18 LUBUNTU e XUBUNTU Xubuntu (pronuciato zu ː bu ː ntu ː ) è una derivata di Ubuntu basata su ambiente grafico XFCE. La distribuzione utilizza, dove è possibile, programmi scritti appositamente per XFCE i quali, anche se si basano sulle GTK (acronimo che sta per GIMP ToolKit: insieme di strumenti per la creazione di interfacce grafiche), la rendono più leggera rispetto ad Ubuntu. Per PC più datati con RAM 512 Mb

19 SOFTWARE: libero/proprietario Software Libero (o Free Software): software che riconosce la libertà dell'utente. Può essere usato per ogni scopo, modificato e adattato alle proprie esigenze, condiviso. Software libero non vuol dire non commerciale. È molto importante che un programma libero sia anche disponibile per uso, sviluppo e distribuzione commerciali. Si può ottenere Software Libero pagandolo o non pagandolo, ma rimane sempre la libertà di copiare e modificare il software, persino di venderne copie.

20 SOFTWARE: libero/proprietario Software Proprietario: software su cui è applicato un diritto di proprietà che ne restringe le modalità di utilizzo, modifica, riproduzione o ridistribuzione.

21 SOFTWARE: open source/GPL Open Source: modello di sviluppo software collaborativo, in cui chiunque può contribuire fornendo correzioni, migliorie, segnalazioni di errori, traduzioni... Ampiamente adottato da numerosi progetti Free Software GPL (General Public License): è la licenza più diffusa per il Software Libero e consente all'utente libertà di utilizzo, copia, modifica e distribuzione. Essa inoltre prevede il vincolo che la eventuale ridistribuzione di un software modificato mantenga la stessa licenza.

22 GNU/Linux e i virus Prima di tutto, una definizione dei diversi tipi di virus, o meglio di “malware”. Virus: un virus è un programma malevolo che usa un altro programma come veicolo di diffusione e replicazione, esattamente come fanno i virus biologici che usano le cellule per riprodursi. Un virus ha quindi bisogno di un altro programma da infettare

23 GNU/Linux e i virus Trojan: un trojan (cavallo di Troia) è un programma che fa credere all’utente di essere utile, mascherandosi da qualcos’altro. Ad esempio alcuni trojan appaiono inizialmente come dei codec per la riproduzione di contenuti multimediali. Worm: un worm (verme) è un programma malevolo che può riprodursi senza bisogno di farsi veicolare da un altro programma.

24 GNU/Linux e i virus Toolkit/Rootkit: un toolkit (insieme di strumenti) può essere malevolo o no. Con lo stesso termine infatti si indicano sia programmi utili (come le librerie GTK acronimo che sta per GIMP ToolKit per la creazione di interfacce grafiche), sia programmi malevoli. In questo secondo caso ci si riferisce a librerie che vanno a sostituirsi o affiancarsi a quelle di sistema o di programmi per procurare danni, nascondendosi in modo da sfuggire all’attenzione dell’utente.
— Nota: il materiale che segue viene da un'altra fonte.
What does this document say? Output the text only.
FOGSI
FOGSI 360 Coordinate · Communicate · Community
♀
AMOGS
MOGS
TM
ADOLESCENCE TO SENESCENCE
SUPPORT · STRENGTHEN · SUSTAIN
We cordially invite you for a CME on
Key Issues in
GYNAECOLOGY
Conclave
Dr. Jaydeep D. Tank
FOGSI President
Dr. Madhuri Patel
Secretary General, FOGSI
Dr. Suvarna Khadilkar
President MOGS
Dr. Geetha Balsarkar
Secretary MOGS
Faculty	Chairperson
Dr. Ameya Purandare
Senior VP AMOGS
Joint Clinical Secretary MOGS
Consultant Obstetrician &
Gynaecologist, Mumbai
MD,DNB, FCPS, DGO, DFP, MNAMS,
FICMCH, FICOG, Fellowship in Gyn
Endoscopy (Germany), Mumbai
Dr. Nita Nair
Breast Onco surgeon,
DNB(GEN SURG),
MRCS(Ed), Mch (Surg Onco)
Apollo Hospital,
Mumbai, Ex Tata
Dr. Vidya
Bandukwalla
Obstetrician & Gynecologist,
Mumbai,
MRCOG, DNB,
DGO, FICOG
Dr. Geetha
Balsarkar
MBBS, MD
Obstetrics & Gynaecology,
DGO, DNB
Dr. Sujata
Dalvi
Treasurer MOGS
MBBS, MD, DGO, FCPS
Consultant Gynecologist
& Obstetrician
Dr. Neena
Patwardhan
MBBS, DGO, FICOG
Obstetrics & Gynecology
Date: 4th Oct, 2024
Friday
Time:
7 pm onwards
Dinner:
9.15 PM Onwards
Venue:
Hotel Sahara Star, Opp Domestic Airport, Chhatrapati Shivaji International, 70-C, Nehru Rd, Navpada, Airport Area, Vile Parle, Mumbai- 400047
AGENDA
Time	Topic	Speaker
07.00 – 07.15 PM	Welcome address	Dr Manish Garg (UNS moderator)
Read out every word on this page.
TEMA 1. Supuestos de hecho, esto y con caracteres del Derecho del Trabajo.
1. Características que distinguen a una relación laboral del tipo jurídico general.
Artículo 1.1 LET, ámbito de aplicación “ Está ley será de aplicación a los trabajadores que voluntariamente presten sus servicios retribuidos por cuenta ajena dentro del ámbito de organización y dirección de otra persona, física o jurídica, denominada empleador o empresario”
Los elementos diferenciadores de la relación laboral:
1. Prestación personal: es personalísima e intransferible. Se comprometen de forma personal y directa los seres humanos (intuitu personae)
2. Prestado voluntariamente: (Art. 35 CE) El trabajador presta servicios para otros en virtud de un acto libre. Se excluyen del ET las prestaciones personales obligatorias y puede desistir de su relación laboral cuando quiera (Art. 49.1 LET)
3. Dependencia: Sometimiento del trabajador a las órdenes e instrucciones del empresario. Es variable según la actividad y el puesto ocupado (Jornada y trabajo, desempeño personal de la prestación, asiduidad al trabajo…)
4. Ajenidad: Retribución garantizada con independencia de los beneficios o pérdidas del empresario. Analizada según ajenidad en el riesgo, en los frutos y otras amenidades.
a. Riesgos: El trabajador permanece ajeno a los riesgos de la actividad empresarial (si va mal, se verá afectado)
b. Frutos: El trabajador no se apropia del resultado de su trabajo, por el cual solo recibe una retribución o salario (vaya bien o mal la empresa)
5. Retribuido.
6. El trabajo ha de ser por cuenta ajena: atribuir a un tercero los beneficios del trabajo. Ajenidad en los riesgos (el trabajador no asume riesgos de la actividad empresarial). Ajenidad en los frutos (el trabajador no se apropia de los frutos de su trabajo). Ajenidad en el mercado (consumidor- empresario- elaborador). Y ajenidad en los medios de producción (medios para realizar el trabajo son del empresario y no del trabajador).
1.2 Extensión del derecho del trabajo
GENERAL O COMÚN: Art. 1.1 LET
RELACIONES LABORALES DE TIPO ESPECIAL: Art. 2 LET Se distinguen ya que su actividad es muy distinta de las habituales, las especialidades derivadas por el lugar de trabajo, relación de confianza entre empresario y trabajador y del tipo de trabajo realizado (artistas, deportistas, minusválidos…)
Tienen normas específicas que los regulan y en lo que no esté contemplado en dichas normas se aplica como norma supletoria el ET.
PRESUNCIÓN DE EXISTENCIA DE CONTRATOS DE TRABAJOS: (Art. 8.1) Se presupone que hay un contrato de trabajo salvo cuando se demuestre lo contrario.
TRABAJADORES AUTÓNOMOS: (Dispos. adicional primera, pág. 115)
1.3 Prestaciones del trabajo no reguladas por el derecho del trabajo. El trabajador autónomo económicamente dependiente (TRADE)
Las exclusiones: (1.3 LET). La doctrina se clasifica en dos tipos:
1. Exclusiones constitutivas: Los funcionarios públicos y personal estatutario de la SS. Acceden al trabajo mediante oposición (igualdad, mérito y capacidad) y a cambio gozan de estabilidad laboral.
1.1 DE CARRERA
25 GNU/Linux e i virus Quando un toolkit coinvolge il kernel del sistema operativo (ad esempio come finto driver), si parla di rootkit. Di norma l’uso di questo malware è quello di installare una backdoor (“porta sul retro”) attraverso cui l’attaccante può entrare nel sistema colpito e prelevarne i dati o addirittura prenderne il controllo.

26 GNU/Linux e i virus Altri tipi di malware: spyware (codice spia),adware (pubblicità indesiderate che compaiono sul desktop) e i keylogger, programmi che registrano l’attività dell’utente soprattutto al fine di scoprire le password e i numeri di carta di credito digitati. Inoltre la diffusione di formati di file che possono contenere codice anche se non sono programmi veri e propri (ad esempio i formati documenti che possono contenere macro o le pagine web che possono contenere javascript) ha portato alla nascita di macrovirus.

27 come agisce un malware? Non è sufficiente che il malware entri a contatto con il sistema (ad esempio attraverso uno scambio di file, una o la visualizzazione di una pagina web), ma è necessario che entri in esecuzione.

28 come agisce un malware? Quando il malware entra in contatto con il sistema deve presentarsi uno dei seguenti casi affinché esso possa entrare in esecuzione: una azione volontaria dell’utente mette in esecuzione il malware: questo è il caso dei trojan e di molti worm; il malware entra in esecuzione anche in mancanza di una azione volontaria: in tal caso è stata sfruttata una vulnerabilità.

29 Cos’è una vulnerabilità Una vulnerabilità è una falla di un programma che produce un comportamento non previsto dal programmatore o considerato (a torto) non pericoloso.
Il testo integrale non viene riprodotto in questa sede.